STAT 897D Project 2 - Final Draft

  • 1. Analyzing Gene Data Using a Logistic Model, LDA, QDA, KNN and a Logistic GAM Author: Jonathan Fivelsdal
  • 2. Analyzing Gene Data Using a Logistic Model, LDA, QDA, KNN and a Logistic GAM Introduction Genetics is a field in which data mining methods are used. Data from Brem and Kruglyak contains data on 231 active genes, 95 segregants (individuals) and time points for each segregant at time 0, 10, 20, 30, 40, 50 minutes. Using a subset of the original data, 122 genes are in the training set and 53 genes are in the validation set. Five methods used in this report to analyze gene expression data are logistic regression, LDA, QDA, KNN and logistic GAM. Protein-protein interactions (PPI) can be identified within the gene data using the model methods mentioned.
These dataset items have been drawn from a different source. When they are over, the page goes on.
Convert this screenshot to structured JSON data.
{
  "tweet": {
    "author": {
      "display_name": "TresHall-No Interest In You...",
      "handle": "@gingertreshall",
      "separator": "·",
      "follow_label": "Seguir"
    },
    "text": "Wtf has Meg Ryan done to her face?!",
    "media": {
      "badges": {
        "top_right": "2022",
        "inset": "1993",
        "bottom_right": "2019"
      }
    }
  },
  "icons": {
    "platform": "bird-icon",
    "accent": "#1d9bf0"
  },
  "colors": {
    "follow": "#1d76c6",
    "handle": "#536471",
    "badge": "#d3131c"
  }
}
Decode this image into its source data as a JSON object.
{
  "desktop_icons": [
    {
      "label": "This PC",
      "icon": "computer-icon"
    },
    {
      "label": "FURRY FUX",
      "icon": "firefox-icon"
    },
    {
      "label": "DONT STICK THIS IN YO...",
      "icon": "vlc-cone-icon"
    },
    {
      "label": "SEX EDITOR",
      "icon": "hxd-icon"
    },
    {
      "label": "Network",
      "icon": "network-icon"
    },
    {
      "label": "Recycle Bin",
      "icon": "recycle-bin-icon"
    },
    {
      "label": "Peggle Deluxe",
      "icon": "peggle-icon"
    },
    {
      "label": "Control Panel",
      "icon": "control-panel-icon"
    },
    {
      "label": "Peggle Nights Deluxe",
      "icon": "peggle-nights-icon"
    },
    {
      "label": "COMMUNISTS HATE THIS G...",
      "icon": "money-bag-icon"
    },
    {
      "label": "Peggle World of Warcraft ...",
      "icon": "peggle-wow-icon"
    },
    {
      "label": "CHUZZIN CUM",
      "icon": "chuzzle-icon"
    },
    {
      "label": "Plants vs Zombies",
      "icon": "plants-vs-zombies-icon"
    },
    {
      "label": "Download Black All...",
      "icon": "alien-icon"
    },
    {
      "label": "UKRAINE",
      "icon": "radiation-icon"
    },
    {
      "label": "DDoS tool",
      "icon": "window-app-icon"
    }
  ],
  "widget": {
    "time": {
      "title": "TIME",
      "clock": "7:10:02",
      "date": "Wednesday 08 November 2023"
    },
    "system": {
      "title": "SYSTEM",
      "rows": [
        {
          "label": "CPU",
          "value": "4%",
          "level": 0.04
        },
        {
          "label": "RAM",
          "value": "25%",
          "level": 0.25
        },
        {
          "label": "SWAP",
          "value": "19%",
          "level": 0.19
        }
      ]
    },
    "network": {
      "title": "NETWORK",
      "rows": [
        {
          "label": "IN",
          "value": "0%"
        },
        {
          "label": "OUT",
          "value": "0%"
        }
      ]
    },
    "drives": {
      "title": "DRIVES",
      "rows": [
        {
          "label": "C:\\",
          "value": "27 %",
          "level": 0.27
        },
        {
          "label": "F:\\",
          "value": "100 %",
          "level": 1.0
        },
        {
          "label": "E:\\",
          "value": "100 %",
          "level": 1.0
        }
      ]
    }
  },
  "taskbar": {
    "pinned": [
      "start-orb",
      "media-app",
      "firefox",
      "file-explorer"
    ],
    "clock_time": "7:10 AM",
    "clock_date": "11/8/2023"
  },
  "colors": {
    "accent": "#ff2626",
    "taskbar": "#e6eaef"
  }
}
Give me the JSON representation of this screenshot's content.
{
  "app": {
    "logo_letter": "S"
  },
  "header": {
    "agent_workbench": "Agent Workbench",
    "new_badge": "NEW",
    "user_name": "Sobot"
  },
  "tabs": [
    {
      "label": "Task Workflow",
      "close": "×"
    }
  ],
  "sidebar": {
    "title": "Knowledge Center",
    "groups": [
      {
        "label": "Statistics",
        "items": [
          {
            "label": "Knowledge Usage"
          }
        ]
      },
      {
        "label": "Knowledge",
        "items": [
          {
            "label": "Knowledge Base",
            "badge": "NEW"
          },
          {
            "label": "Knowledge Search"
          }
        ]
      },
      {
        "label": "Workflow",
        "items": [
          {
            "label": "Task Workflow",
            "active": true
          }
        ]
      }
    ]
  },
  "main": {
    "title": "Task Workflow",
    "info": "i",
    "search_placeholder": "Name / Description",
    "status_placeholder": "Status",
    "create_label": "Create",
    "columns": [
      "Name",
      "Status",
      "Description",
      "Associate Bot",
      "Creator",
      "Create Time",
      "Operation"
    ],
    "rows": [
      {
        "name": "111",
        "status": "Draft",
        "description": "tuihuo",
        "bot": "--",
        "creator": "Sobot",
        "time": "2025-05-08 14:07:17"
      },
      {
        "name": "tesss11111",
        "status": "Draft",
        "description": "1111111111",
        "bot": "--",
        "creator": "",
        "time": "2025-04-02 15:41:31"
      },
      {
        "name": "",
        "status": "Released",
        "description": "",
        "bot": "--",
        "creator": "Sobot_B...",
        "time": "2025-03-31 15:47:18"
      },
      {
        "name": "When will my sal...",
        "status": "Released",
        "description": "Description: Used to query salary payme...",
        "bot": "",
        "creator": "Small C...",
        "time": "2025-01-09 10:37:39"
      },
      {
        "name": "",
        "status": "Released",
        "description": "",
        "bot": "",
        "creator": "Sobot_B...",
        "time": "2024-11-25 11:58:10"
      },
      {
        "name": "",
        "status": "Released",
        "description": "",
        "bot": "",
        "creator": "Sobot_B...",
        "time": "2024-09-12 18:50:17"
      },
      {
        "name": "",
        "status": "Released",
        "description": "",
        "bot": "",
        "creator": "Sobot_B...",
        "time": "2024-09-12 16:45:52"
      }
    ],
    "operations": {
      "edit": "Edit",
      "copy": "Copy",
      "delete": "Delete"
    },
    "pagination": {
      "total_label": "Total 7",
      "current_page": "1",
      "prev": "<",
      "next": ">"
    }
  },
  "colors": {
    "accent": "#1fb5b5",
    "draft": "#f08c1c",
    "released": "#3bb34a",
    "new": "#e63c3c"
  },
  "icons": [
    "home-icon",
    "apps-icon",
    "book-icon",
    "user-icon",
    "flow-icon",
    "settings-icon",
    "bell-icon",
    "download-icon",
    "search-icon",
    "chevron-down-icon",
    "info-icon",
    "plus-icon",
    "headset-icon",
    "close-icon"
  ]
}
Analysis and Results For each method, we obtain the posterior probabilities of interaction for the 7,381 gene pairs in the training data and will either be identified as being in class 1 (interacted) if they are in the top 200 most likely interacted pairs and into class 0 (not interacted) otherwise. The predictors used in each model are the mean of gene i (denoted as X1), variance of gene i (denoted as X2), mean of gene j (denoted as X3), variance of gene j (denoted as X4) and the covariance between gene i and gene j (denoted as X5). Logistic regression is used 1st. The model is 𝑦̂ = -14.124 + 0.494*X1 + 0.404*X2 + 1.435*X3 + 0.002*X4 – 0.084*X5. The X1, X2 and X3 variables are significant at a 95% confidence level. The predictors X4 and X5 have p-values of 0.984 and 0.387 and are not significant. The cutoff probability for the logistic model is 0.1721. Below is the confusion matrix when applying the logistic model on the training data: Confusion Matrix for Fitted Logistic Regression Model (Training Set) Actual Class 0 Actual Class 1 Predicted Class 0 7062 119 Predicted Class 1 122 78 For the training data, we have that the classification error is 3.27%, the sensitivity is 39.59% and the specificity is 98.30%. Below is the confusion matrix when the logistic model is applied on the validation data: Confusion Matrix for Fitted Logistic Regression Model (Validation Set) Actual Class 0 Actual Class 1 Predicted Class 0 1301 19 Predicted Class 1 34 24 For the test data, the classification error is 3.85%, the sensitivity is 55.81% and the specificity is 97.45%. Now we use LDA. The LDA model has the following coefficients for the five predictor model:
  • 3. Terms X1 X2 X3 X4 X5 Coefficients 0.352 0.294 1.033 0.081 0.045 The cutoff probability for the LDA model applied to the training data is 0.1450. Below is the confusion matrix for the training data that we obtain for the fitted LDA model: Confusion Matrix for Fitted Linear Discriminant Analysis Model (Training Set) Actual Class 0 Actual Class 1 Predicted Class 0 7051 130 Predicted Class 1 133 67 For the training data, the classification error is 3.56%, the sensitivity is 34.01% and the specificity is 98.15%. Below is the confusion matrix for the validation set data that we obtain for the LDA model: Confusion Matrix for Fitted Linear Discriminant Analysis Model (Validation Set) Actual Class 0 Actual Class 1 Predicted Class 0 1311 21 Predicted Class 1 24 22 For the test data, the classification error of 3.27%, the sensitivity is 51.16% and the specificity is 98.20%. Now we use QDA. The cutoff probability for the QDA model applied to the training data is 0.3514. Below is the confusion matrix for applying the QDA model on the training data: Confusion Matrix for Quadratic Discriminant Analysis Model (Training Set) Actual Class 0 Actual Class 1 Predicted Class 0 7055 126 Predicted Class 1 129 71 For the training data, we have that the classification error is 3.45%, the sensitivity is 36.04% and the specificity is 98.20%. The following is the confusion matrix for applying the QDA model on the validation data: Confusion Matrix for Fitted Quadratic Discriminant Analysis Model (Validation Set) Actual Class 0 Actual Class 1 Predicted Class 0 1307 19 Predicted Class 1 28 24 For the validation data, we have that the classification error is 3.41%, the sensitivity is 55.81% and the specificity is 97.90%.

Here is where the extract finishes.